MultiCoNER

Description

We release a MultiCoNER dataset, a large multilingual dataset for Named Entity Recognition that covers 3 domains (Wiki sentences, questions, and search queries) and includes 11 languages, as well as multilingual and code-mixing subsets. MultiCoNER is designed to represent some of the contemporary challenges in NER, including low-context scenarios (short and uncased text), syntactically complex entities such as movie titles, and long-tail entity distributions.
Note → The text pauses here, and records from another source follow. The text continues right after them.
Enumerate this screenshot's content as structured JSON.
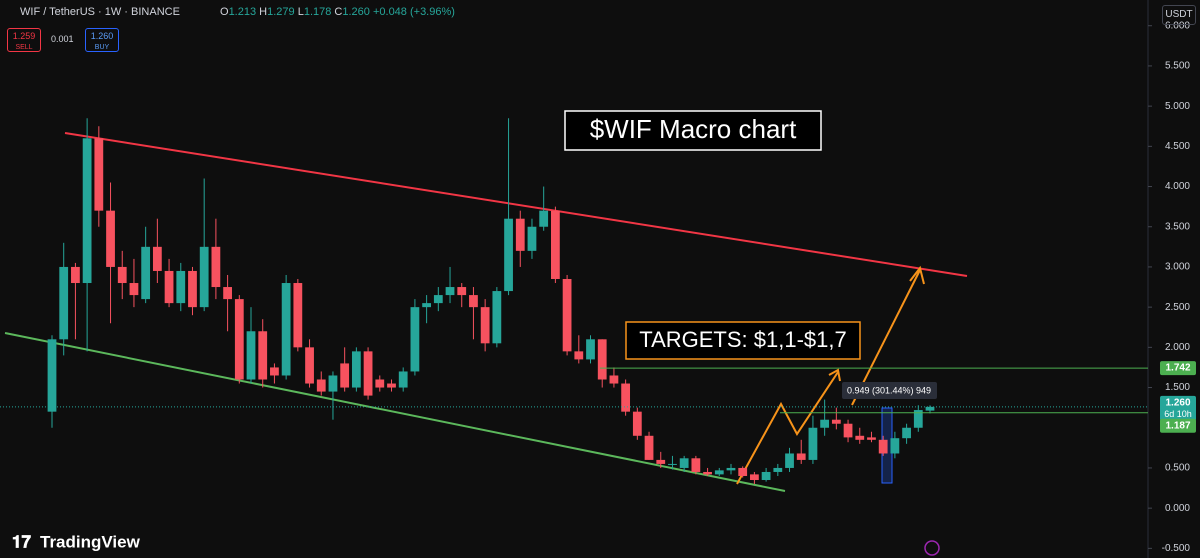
{
  "header": {
    "symbol": "WIF / TetherUS · 1W · BINANCE",
    "ohlc": [
      "O",
      "1.213",
      "H",
      "1.279",
      "L",
      "1.178",
      "C",
      "1.260"
    ],
    "change": "+0.048 (+3.96%)",
    "sell_price": "1.259",
    "sell": "SELL",
    "spread": "0.001",
    "buy_price": "1.260",
    "buy": "BUY",
    "currency": "USDT"
  },
  "chart_data": {
    "type": "candlestick",
    "title": "$WIF Macro chart",
    "annotations": [
      "TARGETS: $1,1-$1,7",
      "0.949 (301.44%) 949"
    ],
    "up_color": "#26a69a",
    "down_color": "#f7525f",
    "open": [
      1.2,
      2.1,
      3.0,
      2.8,
      4.6,
      3.7,
      3.0,
      2.8,
      2.6,
      3.25,
      2.95,
      2.55,
      2.95,
      2.5,
      3.25,
      2.75,
      2.6,
      1.6,
      2.2,
      1.75,
      1.65,
      2.8,
      2.0,
      1.6,
      1.45,
      1.8,
      1.5,
      1.95,
      1.6,
      1.55,
      1.5,
      1.7,
      2.5,
      2.55,
      2.65,
      2.75,
      2.65,
      2.5,
      2.05,
      2.7,
      3.6,
      3.2,
      3.5,
      3.7,
      2.85,
      1.95,
      1.85,
      2.1,
      1.65,
      1.55,
      1.2,
      0.9,
      0.6,
      0.55,
      0.5,
      0.62,
      0.45,
      0.42,
      0.47,
      0.5,
      0.42,
      0.35,
      0.45,
      0.5,
      0.68,
      0.6,
      1.0,
      1.1,
      1.05,
      0.9,
      0.88,
      0.85,
      0.68,
      0.87,
      1.0,
      1.213
    ],
    "high": [
      2.15,
      3.3,
      3.05,
      4.85,
      4.75,
      4.05,
      3.2,
      3.1,
      3.5,
      3.6,
      3.1,
      3.05,
      3.0,
      4.1,
      3.6,
      2.9,
      2.65,
      2.5,
      2.35,
      1.8,
      2.9,
      2.85,
      2.1,
      1.7,
      1.7,
      2.0,
      2.0,
      2.0,
      1.65,
      1.6,
      1.75,
      2.6,
      2.65,
      2.75,
      3.0,
      2.8,
      2.75,
      2.6,
      2.75,
      4.85,
      3.7,
      3.6,
      4.0,
      3.75,
      2.9,
      2.15,
      2.15,
      2.1,
      1.75,
      1.6,
      1.25,
      0.95,
      0.7,
      0.65,
      0.65,
      0.65,
      0.5,
      0.5,
      0.55,
      0.52,
      0.45,
      0.5,
      0.55,
      0.75,
      0.85,
      1.15,
      1.35,
      1.25,
      1.1,
      1.0,
      0.95,
      0.9,
      0.95,
      1.05,
      1.28,
      1.279
    ],
    "low": [
      1.0,
      1.9,
      2.1,
      1.95,
      3.5,
      2.3,
      2.6,
      2.5,
      2.55,
      2.8,
      2.5,
      2.45,
      2.4,
      2.45,
      2.6,
      2.2,
      1.55,
      1.55,
      1.5,
      1.55,
      1.6,
      1.95,
      1.5,
      1.4,
      1.1,
      1.45,
      1.45,
      1.35,
      1.45,
      1.45,
      1.45,
      1.65,
      2.3,
      2.45,
      2.55,
      2.5,
      2.1,
      1.95,
      2.0,
      2.65,
      3.0,
      3.1,
      3.45,
      2.8,
      1.9,
      1.8,
      1.8,
      1.5,
      1.5,
      1.15,
      0.85,
      0.6,
      0.5,
      0.48,
      0.45,
      0.42,
      0.4,
      0.4,
      0.42,
      0.38,
      0.3,
      0.33,
      0.4,
      0.45,
      0.55,
      0.55,
      0.9,
      0.98,
      0.82,
      0.8,
      0.82,
      0.65,
      0.62,
      0.8,
      0.95,
      1.178
    ],
    "close": [
      2.1,
      3.0,
      2.8,
      4.6,
      3.7,
      3.0,
      2.8,
      2.65,
      3.25,
      2.95,
      2.55,
      2.95,
      2.5,
      3.25,
      2.75,
      2.6,
      1.6,
      2.2,
      1.6,
      1.65,
      2.8,
      2.0,
      1.55,
      1.45,
      1.65,
      1.5,
      1.95,
      1.4,
      1.5,
      1.5,
      1.7,
      2.5,
      2.55,
      2.65,
      2.75,
      2.65,
      2.5,
      2.05,
      2.7,
      3.6,
      3.2,
      3.5,
      3.7,
      2.85,
      1.95,
      1.85,
      2.1,
      1.6,
      1.55,
      1.2,
      0.9,
      0.6,
      0.55,
      0.55,
      0.62,
      0.45,
      0.42,
      0.47,
      0.5,
      0.4,
      0.35,
      0.45,
      0.5,
      0.68,
      0.6,
      1.0,
      1.1,
      1.05,
      0.88,
      0.85,
      0.85,
      0.68,
      0.87,
      1.0,
      1.22,
      1.26
    ],
    "ylim": [
      -0.62,
      6.32
    ],
    "yticks": [
      {
        "value": 6,
        "label": "6.000"
      },
      {
        "value": 5.5,
        "label": "5.500"
      },
      {
        "value": 5,
        "label": "5.000"
      },
      {
        "value": 4.5,
        "label": "4.500"
      },
      {
        "value": 4,
        "label": "4.000"
      },
      {
        "value": 3.5,
        "label": "3.500"
      },
      {
        "value": 3,
        "label": "3.000"
      },
      {
        "value": 2.5,
        "label": "2.500"
      },
      {
        "value": 2,
        "label": "2.000"
      },
      {
        "value": 1.5,
        "label": "1.500"
      },
      {
        "value": 0.5,
        "label": "0.500"
      },
      {
        "value": 0,
        "label": "0.000"
      },
      {
        "value": -0.5,
        "label": "-0.500"
      }
    ],
    "price_lines": [
      1.742,
      {
        "value": 1.26,
        "label": "1.260"
      },
      1.187
    ],
    "price_line_colors": [
      "#4caf50",
      "#26a69a",
      "#4caf50"
    ],
    "countdown": "6d 10h"
  },
  "footer": {
    "brand": "TradingView"
  }
}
More detail about MultiCoNER is described in [1], where we also report the performance of several approaches including a novel GEMNET approach (see [2,3]).

License

CC BY 4.0

How to Download

The dataset is stored at the public Amazon S3 bucket: multiconer. See more in Open Data on AWS. You will need to install AWS Command Line Interface to access the dataset, e.g. to download the dataset use:

aws s3 cp s3://multiconer  ./ --recursive --no-sign-request

Reference

MultiCoNER: a Large-scale Multilingual dataset for Complex Named Entity Recognition. 2022. Shervin Malmasi, Anjie Fang, Besnik Fetahu, Sudipta Kar and Oleg Rokhlenko.
GEMNET: Effective Gated Gazetteer Representations for Recognizing Complex Entities in Low-context Input. 2021. Tao Meng, Anjie Fang, Oleg Rokhlenko and Shervin Malmasi. In Proceedings of NAACL.
Gazetteer Enhanced Named Entity Recognition for Code-Mixed Web Queries. 2021. Besnik Fetahu, Anjie Fang, Oleg Rokhlenko and Shervin Malmasi. In Proceedings of SIGIR.